PMo, 10 Mar 2017 - 12:56 (Ultima modifica: 21 Mar 2017) | Il Comitato Permanente del Secam/Sceam (Simposio delle Conferenze Episcopali di Africa e Madagascar) ha chiesto alla Radio Vaticana di mantenere le trasmissioni su onde corte verso l'Africa, perché internet non riesce a coprire le regioni più povere. Ne ha dato notizia un articolo del quotidiano l'Avvenire a firma di Giampiero Bernardini.
Con una lettera alla Radio Vaticana, il Secam/Sceam fa una formale richiesta di ristabilire il servizio in onde corte verso l'Africa.

L'agenzia Fides pubblica un ampio resoconto della richiesta, sottolineando che Nella lettera, pubblicata nel corso della riunione dell’organo di rappresentanza dei Vescovi africani in corso ad Accra, si esprime “la preoccupazione per la recente chiusura dei servizi ad onde corte della radio, che garantiva a milioni di africani l’opportunità di sentire il Santo Padre e di condividere gli interessi e la missione della Chiesa”... “ Mentre riconosciamo che i servizi di Radio Vaticana possono essere ricevuti tramite Internet, il fatto è che molti africani semplicemente non hanno i mezzi o le tecnologie per godere di tali servizi”.

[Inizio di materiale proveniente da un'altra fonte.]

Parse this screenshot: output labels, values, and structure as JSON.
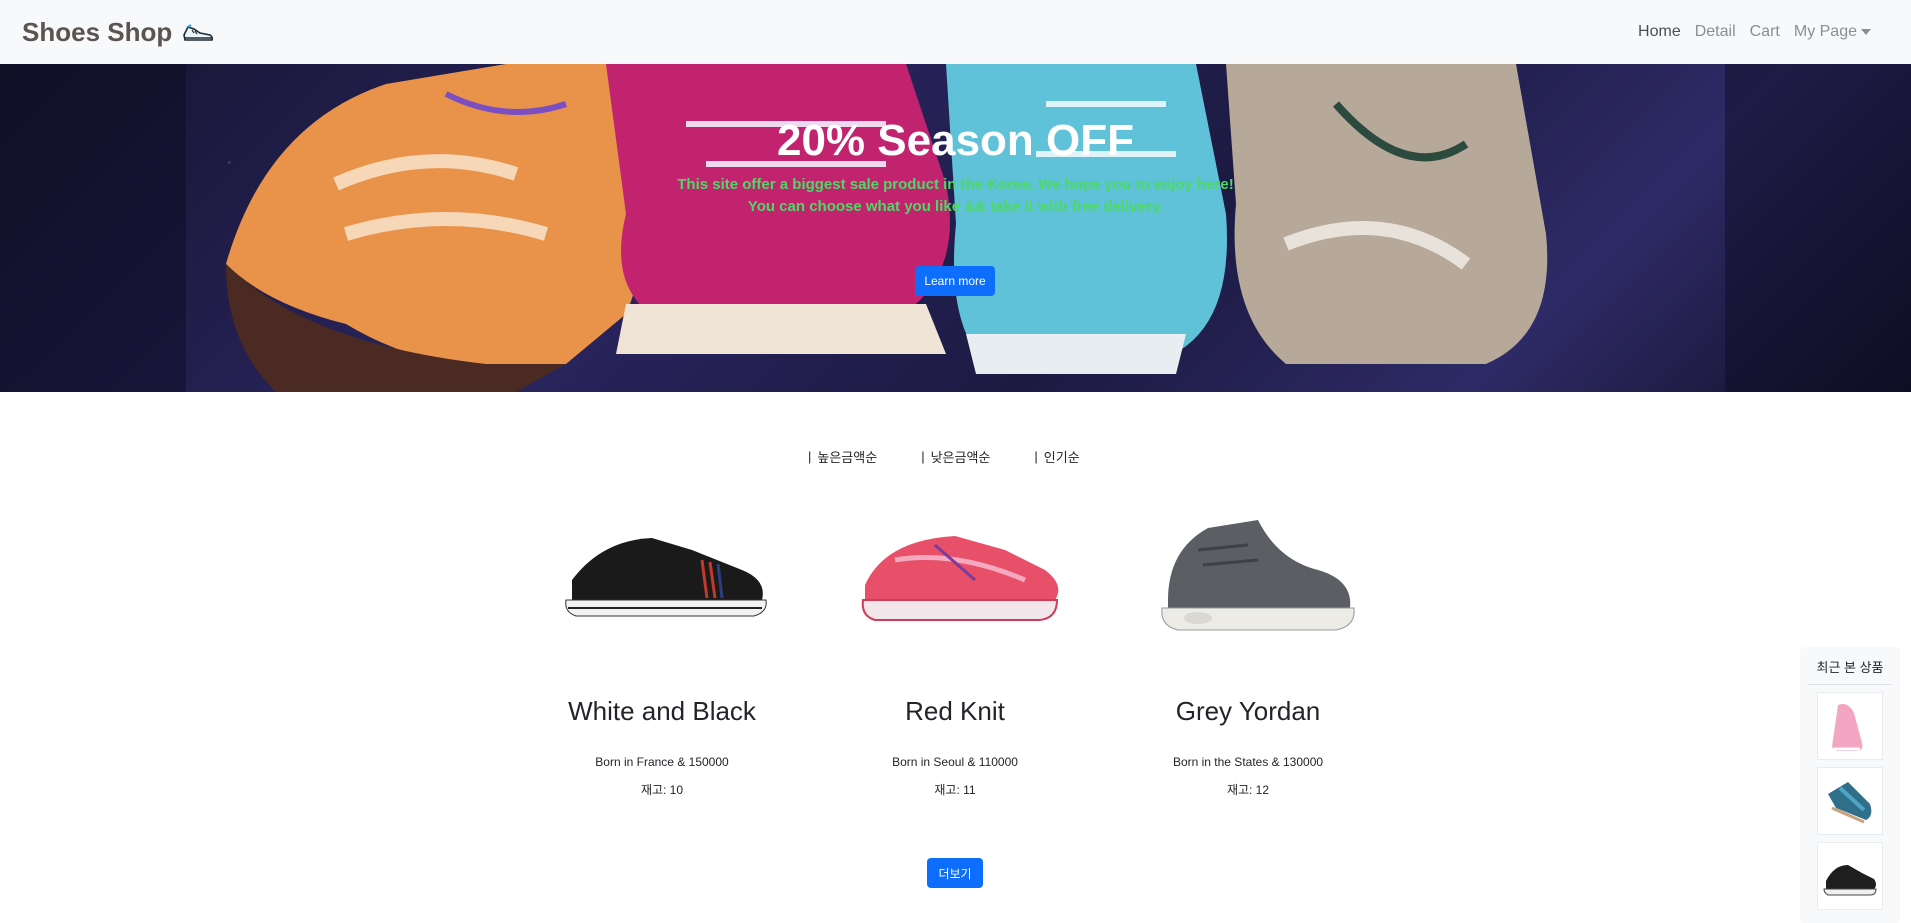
{
  "navbar": {
    "brand": "Shoes Shop",
    "brand_icon": "sneaker-icon",
    "links": [
      "Home",
      "Detail",
      "Cart"
    ],
    "my_page": "My Page"
  },
  "hero": {
    "title": "20% Season OFF",
    "line1": "This site offer a biggest sale product in the Korea. We hope you to enjoy here!",
    "line2": "You can choose what you like && take it with free delivery.",
    "button": "Learn more"
  },
  "sort": {
    "separator": "|",
    "options": [
      "높은금액순",
      "낮은금액순",
      "인기순"
    ]
  },
  "products": [
    {
      "title": "White and Black",
      "desc": "Born in France & 150000",
      "stock": "재고: 10"
    },
    {
      "title": "Red Knit",
      "desc": "Born in Seoul & 110000",
      "stock": "재고: 11"
    },
    {
      "title": "Grey Yordan",
      "desc": "Born in the States & 130000",
      "stock": "재고: 12"
    }
  ],
  "more_button": "더보기",
  "recent": {
    "title": "최근 본 상품"
  },
  "colors": {
    "primary": "#0d6efd",
    "hero_sub": "#4cd964",
    "navbar_bg": "#f8f9fa"
  }
}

Nel suo reportage da Accra, la Fides mette in luce che il Comitato Permanente del SECAM ha espresso profondo riconoscimento e apprezzamento per il ruolo giocato da Radio Vaticana in diversi decenni per l’evangelizzazione dell’Africa e per il compito della catechesi e dello sviluppo spirituale del continente africano... La Radio Vaticana è sempre stata una fonte affidabile di notizie sulla Chiesa universale e un canale rapido per condividere notizie sull’Africa con il resto del mondo”.

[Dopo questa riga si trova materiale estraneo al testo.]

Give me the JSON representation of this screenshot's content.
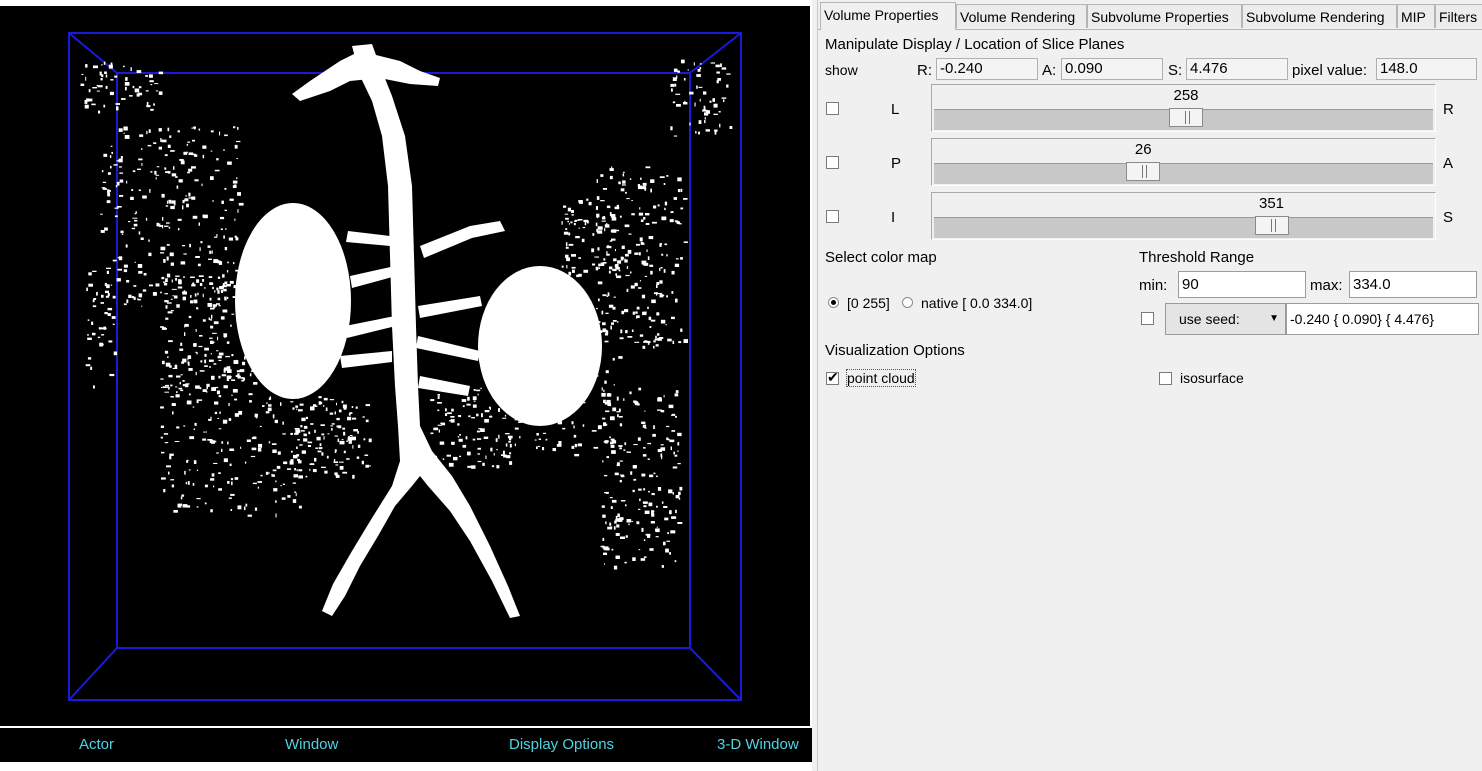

Sposando le tesi più volte espresse da Italradio negli ultimi anni, l'articolo dell'Avvenire osserva che Ancora oggi internet o la radio digitale non arrivano in tutto il mondo e anche dove arrivano ancora i costi sono troppo elevati per i poveri e le infrastrutture non sempre sono adeguate. Ma il punto critico è un altro: le radio locali (FM o DAB), così come internet sono controllabili e censurabili dai governi. Questo vale anche per i social network. Non solo, i regimi possono anche scoprire chi usa internet per visitare siti non graditi, così gli oppositori o i cristiani in certi Paesi possono subito essere identificati. Ad esempio per i cristiani che vivono in certi Paesi la radio a onde corte rappresenta l'unico modo per sfuggire alle censure e ai controlli. Inoltre, questo vale in particolare per le popolazioni povere in aree disagiate, una radiolina costa ormai molto poco.

Italradio sottolinea che quanto affermato dalla Chiesa africana non fa che confermare i dubbi espressi dal Comitato, anche recentemente, circa la reale fondatezza ed efficacia dei progetti di abbandono delle onde corte da parte della Radio Vaticana e delle altre emittenti internazionali. La chiusura delle onde corte non può che portare alla creazione di nuove, inaccettabili barriere culturali e informative che aumenteranno gli squilibri sociali in vaste aree del mondo che proprio la radio ha efficacemente combattuto.
Italradio si augura che, per quanto i problemi economici siano reali, dalla Santa Sede si possa dare una risposta positiva all'appello della Chiesa africana.